Can Pharma’s IT Keep Pace With Collaboration and Outsourcing?

Sept. 17, 2008

In July, SAP released results of a survey of over 353 C-level executives from diverse industries, 14% of them in pharma, life sciences and healthcare, which examined outsourcing and collaboration. Results suggest that outsourcing will continue to grow at a faster clip within pharma than in industry as a whole, moving at 20% per year versus 18% for all industries. Most of that growth will be seen in R&D (Table 1).

Respondents cite access to new skills, products and ideas as a key benefit of outsourcing, where almost six out of 10 pharma respondents cite access to new markets as one of the three most important drivers of collaboration. However, pharma respondents note concerns about inflexible IT, and note a need for increased transparency. Inflexible IT is a bigger issue in healthcare than in other sectors (Table 2).

The need for process visibility is another issue that separates pharma from other companies when it comes to collaboration (Table 3). As a result of above, pharma is much more likely to revamp IT and integrate processes to enhance visibility. Fewer C-level officials of pharma surveyed were satisfied with their IT infrastructure’s ability to support collaboration plans in the future (Table 4).

These findings suggest that pharma is facing some of the same economic arguments for agility in bringing products to market at a lower cost, says Jim Sabogal, VP of life sciences at SAP. “Increasingly, drug companies have to figure out how they can bring out products at far lower than this 800 million to 2 billion dollars per molecule, but targeted at a smaller segment of the patient population, and do that efficiently.”
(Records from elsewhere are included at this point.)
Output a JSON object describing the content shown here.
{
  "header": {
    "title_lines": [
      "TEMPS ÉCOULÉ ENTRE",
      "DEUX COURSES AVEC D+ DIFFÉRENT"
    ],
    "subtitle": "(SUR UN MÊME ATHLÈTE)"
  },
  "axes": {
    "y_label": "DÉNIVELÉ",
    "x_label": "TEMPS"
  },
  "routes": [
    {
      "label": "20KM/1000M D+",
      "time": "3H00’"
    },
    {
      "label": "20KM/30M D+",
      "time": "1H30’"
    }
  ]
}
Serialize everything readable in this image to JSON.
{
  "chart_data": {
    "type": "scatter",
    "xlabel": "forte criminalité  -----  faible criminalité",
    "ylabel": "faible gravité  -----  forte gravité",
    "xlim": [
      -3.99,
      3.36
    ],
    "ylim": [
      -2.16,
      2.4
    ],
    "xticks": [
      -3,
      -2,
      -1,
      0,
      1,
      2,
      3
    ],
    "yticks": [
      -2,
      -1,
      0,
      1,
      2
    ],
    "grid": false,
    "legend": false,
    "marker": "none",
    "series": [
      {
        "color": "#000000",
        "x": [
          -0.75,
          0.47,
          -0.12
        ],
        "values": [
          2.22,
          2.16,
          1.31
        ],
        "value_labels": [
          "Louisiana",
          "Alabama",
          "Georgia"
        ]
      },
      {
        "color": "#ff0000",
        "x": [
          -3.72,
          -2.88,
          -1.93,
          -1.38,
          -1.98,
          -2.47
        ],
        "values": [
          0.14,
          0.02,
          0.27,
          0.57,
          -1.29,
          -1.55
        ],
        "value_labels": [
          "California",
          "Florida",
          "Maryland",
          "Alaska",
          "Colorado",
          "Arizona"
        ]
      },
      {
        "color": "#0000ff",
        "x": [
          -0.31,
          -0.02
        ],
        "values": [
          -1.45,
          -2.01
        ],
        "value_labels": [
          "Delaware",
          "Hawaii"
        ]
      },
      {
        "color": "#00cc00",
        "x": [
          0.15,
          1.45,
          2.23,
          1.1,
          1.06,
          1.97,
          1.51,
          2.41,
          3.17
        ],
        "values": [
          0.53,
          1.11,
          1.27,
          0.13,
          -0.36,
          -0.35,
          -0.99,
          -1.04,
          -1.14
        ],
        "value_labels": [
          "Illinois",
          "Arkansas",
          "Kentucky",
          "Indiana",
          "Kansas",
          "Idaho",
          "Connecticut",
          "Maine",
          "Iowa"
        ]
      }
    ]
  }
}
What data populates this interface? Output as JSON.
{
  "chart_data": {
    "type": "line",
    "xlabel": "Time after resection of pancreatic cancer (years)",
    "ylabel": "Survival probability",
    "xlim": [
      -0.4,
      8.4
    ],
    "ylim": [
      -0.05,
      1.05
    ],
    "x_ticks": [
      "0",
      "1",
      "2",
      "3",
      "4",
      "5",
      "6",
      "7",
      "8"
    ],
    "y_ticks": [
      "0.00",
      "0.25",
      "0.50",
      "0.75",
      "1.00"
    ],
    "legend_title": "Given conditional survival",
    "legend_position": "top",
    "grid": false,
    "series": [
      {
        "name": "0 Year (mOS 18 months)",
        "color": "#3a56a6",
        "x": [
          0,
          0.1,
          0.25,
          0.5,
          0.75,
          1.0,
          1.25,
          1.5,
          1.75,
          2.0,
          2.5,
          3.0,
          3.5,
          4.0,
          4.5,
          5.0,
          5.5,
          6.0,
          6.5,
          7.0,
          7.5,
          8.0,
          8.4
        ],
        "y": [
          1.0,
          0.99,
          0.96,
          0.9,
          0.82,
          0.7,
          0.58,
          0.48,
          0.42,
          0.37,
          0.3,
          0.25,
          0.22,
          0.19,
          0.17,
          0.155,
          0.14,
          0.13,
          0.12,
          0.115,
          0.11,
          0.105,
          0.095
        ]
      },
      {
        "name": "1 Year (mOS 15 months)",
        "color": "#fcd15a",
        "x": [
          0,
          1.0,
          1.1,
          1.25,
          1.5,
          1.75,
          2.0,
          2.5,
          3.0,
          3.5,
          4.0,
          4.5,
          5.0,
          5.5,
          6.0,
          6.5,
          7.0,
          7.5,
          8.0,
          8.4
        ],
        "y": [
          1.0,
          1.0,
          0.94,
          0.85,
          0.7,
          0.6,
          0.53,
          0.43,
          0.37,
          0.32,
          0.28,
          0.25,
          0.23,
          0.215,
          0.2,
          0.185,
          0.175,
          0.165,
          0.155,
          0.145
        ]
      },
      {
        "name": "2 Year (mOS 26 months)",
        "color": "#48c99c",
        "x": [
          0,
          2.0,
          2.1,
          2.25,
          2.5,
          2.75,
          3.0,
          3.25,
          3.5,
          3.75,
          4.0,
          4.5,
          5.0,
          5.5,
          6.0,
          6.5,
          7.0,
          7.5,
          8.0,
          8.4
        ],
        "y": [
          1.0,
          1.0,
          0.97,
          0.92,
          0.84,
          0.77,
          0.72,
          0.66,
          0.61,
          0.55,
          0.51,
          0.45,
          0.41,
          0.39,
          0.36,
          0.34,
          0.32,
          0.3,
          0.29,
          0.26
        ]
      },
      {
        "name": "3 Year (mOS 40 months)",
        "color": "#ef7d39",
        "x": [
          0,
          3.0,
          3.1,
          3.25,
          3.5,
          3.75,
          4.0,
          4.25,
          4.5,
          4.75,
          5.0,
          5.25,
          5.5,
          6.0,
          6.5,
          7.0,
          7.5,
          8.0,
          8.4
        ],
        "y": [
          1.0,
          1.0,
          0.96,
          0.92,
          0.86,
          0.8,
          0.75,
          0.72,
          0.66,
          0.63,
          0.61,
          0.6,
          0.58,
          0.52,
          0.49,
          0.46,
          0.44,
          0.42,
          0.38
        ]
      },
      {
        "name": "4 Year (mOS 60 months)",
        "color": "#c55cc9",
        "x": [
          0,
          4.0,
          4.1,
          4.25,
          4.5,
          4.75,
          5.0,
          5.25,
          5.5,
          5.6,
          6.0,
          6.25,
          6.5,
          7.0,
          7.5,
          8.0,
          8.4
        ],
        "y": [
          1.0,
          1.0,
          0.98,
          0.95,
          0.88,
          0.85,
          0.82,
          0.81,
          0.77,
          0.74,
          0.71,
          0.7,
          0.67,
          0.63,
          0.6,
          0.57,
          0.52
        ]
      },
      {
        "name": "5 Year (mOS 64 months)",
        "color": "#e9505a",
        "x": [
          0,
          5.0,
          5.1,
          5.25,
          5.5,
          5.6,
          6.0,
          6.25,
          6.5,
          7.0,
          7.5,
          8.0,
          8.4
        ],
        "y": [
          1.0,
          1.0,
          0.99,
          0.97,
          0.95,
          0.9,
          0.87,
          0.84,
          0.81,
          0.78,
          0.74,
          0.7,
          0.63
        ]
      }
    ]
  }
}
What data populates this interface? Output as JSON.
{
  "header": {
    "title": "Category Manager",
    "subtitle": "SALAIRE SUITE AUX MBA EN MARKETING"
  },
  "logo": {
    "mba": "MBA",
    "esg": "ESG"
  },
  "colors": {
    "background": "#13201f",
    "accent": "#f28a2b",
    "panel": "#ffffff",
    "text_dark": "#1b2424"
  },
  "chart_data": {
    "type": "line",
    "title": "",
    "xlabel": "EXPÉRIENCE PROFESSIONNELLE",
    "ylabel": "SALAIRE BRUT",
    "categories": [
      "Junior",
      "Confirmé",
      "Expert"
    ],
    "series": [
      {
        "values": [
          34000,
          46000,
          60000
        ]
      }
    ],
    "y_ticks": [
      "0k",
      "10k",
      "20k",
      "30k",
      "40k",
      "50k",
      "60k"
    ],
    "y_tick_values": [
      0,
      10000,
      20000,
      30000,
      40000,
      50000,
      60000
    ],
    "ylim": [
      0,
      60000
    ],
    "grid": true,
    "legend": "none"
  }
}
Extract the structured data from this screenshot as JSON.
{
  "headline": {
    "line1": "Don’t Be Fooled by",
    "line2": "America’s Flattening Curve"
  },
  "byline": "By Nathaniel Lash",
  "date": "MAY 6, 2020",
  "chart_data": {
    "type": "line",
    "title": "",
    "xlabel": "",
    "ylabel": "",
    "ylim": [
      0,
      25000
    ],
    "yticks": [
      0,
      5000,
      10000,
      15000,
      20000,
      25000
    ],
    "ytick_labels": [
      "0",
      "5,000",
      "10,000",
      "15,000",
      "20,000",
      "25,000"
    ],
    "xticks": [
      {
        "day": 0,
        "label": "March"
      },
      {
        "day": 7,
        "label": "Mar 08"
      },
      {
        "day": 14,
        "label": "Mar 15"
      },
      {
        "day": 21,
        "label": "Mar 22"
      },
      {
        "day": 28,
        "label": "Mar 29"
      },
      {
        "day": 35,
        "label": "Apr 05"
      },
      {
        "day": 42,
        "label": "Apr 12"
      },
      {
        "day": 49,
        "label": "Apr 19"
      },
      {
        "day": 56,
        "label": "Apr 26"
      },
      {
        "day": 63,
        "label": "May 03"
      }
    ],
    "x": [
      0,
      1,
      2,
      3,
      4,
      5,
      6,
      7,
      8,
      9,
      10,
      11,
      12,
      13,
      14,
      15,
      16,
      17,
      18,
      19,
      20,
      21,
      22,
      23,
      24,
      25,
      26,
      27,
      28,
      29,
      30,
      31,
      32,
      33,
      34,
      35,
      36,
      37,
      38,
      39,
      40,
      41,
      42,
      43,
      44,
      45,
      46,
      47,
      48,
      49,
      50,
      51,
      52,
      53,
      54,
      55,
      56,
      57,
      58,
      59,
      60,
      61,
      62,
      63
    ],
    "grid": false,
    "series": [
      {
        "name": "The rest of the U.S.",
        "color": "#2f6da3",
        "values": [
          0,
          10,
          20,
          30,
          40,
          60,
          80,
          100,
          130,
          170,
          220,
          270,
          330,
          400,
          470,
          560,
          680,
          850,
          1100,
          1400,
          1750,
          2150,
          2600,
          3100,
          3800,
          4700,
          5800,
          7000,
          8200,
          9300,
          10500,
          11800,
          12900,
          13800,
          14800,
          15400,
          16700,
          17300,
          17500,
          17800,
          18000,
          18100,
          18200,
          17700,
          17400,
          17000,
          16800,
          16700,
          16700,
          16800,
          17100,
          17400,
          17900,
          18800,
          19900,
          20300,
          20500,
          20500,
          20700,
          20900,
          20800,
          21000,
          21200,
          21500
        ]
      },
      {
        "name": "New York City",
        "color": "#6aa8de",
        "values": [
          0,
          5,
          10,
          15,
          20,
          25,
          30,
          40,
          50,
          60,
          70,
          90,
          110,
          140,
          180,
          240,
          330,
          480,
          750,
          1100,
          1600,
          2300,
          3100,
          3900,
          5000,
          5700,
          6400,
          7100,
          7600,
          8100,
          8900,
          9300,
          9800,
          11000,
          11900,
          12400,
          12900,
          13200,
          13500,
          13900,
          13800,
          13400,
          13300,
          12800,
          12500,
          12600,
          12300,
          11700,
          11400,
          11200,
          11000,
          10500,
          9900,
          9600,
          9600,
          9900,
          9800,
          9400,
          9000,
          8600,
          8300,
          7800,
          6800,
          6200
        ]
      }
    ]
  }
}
“Now, other industries—consumer products, chemicals— are all used to collaborating with each other in terms of new manufacturing processes, new models, new ways of doing business. In life sciences and pharmaceuticals, it’s something they have to come to grips with,” Sabogal adds. “This whole notion of collaboration really extends throughout manufacturing,” Sabogal continues, “because, where they used to make a lot of money making key drugs, now it’s all about efficiency, throughput, how to negotiate contracts with partners, and, on top of all of this, the regulatory requirements.” Needs for product traceability and operational excellence are also driving changes in IT requirements, says Sabogal.